Use aliens, it's a little less cliche and slightly more terrifying if you're captured instead of simply being killed.


Horror adventures might have some stuff that would interest you.

Dark Archive

Well, you could always do "mojo world". The heroes wake up in a strange land with dangerous inhabitants. When they finally reach the borders they find out they've been inside a giant film set all this time. They've been the unwilling contestants of a bloodsport game, along with all the other creatures on the film set. Their adventures have been staged in order to make a nice profit by broadcasting them to billions of aliens.
You get bonus points if the aliens are Beholders.

I kinda like the abyssal one too. There are plenty of Demons and Qlippoths to use, and the fiendish template gives you even more options.


Dragon swarms. Like the movie Aliens but with medium-sized acid spitting black dragons everywhere. Throw in all different colors of dragons to mix it up.


Another approach:

The PCs have inadvertently been gated to a land that has already been overrun by baddies. The gate only opens intermittently (schedule unknown). The baddies know about the gate, when the PCs come though they swarm the gate--the PCs can't just stay by it to get out when it opens again.

You could even give them warning of what to expect--they intentionally use the gate but at the time they are warned about how to do it correctly, if they do it wrong they are going to end up in the blasted land that only those who could gate out have survived. Somehow they do it wrong.

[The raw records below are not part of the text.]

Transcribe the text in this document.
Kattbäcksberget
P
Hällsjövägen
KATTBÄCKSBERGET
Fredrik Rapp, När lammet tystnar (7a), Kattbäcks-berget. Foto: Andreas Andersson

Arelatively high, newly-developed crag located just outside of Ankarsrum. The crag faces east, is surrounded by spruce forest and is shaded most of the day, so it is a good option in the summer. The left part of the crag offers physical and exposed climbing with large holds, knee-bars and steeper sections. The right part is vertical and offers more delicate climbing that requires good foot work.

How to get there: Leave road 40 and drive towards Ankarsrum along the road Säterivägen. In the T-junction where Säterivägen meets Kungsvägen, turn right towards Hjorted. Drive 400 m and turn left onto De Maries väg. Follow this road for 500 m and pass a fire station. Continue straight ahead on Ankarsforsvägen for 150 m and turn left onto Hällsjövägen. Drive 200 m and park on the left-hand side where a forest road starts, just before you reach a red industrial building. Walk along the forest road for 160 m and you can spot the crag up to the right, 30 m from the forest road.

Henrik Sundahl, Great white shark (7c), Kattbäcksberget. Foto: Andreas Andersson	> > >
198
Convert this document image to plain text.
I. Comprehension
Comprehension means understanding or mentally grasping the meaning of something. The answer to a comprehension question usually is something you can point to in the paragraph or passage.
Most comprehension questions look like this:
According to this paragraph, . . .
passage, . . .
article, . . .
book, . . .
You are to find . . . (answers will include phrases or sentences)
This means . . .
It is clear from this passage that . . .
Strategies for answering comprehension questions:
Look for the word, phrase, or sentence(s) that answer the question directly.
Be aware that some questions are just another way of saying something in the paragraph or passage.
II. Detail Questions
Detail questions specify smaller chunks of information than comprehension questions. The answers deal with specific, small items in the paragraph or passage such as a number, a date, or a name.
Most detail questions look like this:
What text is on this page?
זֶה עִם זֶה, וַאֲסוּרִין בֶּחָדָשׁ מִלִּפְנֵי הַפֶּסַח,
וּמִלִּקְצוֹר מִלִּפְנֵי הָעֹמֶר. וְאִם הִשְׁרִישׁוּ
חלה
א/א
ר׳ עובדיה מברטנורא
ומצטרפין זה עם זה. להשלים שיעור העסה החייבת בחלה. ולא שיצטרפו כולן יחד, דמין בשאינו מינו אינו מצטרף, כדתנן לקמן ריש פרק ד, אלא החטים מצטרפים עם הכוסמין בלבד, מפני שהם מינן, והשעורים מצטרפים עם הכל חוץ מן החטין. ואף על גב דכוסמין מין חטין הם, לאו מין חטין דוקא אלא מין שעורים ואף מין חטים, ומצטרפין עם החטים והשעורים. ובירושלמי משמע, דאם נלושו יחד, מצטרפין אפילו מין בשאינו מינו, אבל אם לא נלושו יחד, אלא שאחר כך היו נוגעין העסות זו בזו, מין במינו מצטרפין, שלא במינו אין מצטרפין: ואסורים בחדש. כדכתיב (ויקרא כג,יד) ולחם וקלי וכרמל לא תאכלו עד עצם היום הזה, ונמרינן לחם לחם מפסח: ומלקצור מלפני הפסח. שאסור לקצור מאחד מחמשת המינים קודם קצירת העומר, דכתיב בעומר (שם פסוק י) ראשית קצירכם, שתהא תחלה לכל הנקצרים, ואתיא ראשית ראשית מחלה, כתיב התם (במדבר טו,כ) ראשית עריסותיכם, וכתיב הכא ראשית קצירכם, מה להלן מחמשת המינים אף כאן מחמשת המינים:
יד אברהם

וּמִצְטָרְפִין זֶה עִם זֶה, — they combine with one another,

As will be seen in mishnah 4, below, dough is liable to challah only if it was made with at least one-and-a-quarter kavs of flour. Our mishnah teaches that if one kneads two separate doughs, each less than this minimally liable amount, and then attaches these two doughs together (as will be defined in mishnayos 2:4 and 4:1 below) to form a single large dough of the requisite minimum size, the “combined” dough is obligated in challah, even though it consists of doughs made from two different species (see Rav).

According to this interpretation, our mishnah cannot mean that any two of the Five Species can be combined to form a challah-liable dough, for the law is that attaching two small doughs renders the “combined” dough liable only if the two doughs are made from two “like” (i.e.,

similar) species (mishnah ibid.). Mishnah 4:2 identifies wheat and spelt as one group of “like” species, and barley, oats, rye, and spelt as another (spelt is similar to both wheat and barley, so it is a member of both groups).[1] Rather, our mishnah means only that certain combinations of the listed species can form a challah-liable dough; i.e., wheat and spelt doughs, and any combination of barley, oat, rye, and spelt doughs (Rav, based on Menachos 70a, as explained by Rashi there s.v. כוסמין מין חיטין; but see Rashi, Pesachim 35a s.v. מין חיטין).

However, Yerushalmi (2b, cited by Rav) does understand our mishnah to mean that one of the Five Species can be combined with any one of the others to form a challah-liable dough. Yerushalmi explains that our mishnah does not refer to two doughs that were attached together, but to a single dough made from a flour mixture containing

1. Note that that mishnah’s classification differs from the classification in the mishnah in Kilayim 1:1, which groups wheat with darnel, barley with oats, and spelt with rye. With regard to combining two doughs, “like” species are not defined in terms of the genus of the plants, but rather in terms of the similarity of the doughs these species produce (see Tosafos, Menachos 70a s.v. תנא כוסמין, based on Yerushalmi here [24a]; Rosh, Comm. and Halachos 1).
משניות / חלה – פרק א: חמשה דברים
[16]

I ran a short-lived campaign based on a Middle-Earth-like world where the bbeg defeated the forces of good. The main centers of society were taken over by orcs, ogres, and giants and the humans lived in scattered groups in the wilderness. It was intended to be a very grim-dark world where the heroes had everything stacked against them but would strive to overcome things in the end. It was an interesting twist on a campaign from the DMs (mine) point of view.